Daniel Vieira de Lima recebeu pena de 3 anos e 4 meses de reclusão em regime aberto; jurados reconheceram que ele agiu sob domínio de violenta emoção após injusta provocação
A Justiça condenou Daniel Vieira de Lima a 3 anos e 4 meses de reclusão, em regime inicial aberto, pelo crime de tentativa de homicídio privilegiado contra o próprio cunhado, em Ouroeste.

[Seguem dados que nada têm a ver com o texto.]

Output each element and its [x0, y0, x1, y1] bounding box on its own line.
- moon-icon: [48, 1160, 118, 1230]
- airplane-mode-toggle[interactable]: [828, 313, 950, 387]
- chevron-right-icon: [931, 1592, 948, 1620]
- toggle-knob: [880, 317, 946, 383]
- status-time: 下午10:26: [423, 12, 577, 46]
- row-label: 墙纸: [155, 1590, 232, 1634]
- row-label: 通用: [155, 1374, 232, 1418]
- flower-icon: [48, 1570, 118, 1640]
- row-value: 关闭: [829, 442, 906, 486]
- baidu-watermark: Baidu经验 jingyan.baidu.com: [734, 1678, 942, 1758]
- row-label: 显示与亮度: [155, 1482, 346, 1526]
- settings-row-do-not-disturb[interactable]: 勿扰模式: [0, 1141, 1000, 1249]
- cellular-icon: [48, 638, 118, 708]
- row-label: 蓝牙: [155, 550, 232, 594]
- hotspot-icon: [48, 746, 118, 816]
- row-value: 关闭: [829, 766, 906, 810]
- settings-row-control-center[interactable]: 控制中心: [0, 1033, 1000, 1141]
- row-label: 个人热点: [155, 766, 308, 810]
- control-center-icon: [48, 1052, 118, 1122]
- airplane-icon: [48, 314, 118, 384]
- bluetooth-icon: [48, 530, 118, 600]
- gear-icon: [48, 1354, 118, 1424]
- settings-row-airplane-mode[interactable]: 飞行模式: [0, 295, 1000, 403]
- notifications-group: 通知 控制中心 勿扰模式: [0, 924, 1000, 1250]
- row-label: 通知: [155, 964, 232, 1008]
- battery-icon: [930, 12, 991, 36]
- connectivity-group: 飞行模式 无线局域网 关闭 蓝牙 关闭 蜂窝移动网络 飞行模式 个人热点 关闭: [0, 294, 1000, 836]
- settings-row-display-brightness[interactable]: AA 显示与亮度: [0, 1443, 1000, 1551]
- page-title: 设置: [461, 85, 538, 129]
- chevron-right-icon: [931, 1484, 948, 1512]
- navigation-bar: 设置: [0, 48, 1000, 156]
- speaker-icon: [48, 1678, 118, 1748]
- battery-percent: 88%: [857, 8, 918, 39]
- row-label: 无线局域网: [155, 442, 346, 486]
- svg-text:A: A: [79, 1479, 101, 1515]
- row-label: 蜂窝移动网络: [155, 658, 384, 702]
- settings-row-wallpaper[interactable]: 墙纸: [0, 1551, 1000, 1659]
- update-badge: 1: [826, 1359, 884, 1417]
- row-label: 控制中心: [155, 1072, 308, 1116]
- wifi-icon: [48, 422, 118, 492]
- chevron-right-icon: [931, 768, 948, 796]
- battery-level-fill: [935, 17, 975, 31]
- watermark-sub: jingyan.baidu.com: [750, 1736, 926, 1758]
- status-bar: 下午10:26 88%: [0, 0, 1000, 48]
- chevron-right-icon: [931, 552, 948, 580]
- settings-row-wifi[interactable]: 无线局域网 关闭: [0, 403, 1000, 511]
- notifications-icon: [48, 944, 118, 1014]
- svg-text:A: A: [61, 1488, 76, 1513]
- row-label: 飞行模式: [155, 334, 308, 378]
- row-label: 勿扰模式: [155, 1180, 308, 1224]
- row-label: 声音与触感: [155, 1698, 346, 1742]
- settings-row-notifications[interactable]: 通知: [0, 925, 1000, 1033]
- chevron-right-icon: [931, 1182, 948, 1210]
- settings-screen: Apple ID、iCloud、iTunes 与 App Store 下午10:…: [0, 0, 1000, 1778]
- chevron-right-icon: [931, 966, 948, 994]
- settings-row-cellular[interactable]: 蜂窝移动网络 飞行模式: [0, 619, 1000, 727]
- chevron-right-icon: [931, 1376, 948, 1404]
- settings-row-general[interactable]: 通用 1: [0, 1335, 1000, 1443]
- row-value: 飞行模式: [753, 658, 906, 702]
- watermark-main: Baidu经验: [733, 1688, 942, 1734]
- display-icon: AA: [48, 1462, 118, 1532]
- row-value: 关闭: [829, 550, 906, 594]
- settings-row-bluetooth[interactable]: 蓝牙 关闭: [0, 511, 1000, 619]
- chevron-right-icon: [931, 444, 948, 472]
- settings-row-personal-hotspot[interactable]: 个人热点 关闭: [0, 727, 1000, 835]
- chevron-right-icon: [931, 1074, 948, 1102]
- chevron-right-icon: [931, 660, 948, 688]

A sentença foi proferida pelo juiz José Guilherme Urnau Romera, da Vara Única da Comarca de Ouroeste, após julgamento pelo Tribunal do Júri. A decisão foi disponibilizada na sexta-feira (14).
Ataque aconteceu em janeiro
O crime ocorreu por volta das 16h55 do dia 17 de janeiro de 2026, na Rua Paschoal Paes de Araújo, em Ouroeste.
Segundo a denúncia apresentada pelo Ministério Público, Daniel desferiu cinco golpes de faca contra o cunhado, Hilderlan Jansen Ribeiro.
A vítima sofreu lesões graves na região torácica e precisou passar por um procedimento emergencial de drenagem. Conforme os autos, a morte não ocorreu devido ao auxílio prestado por vizinhos e ao rápido atendimento médico.
Jurados reconheceram homicídio privilegiado
Durante o julgamento, o Conselho de Sentença reconheceu que o réu agiu sob o domínio de violenta emoção logo após injusta provocação da vítima.
Com o reconhecimento do chamado homicídio privilegiado, os jurados afastaram a qualificadora de motivo fútil apresentada na denúncia, considerada juridicamente incompatível com o privilégio de natureza subjetiva.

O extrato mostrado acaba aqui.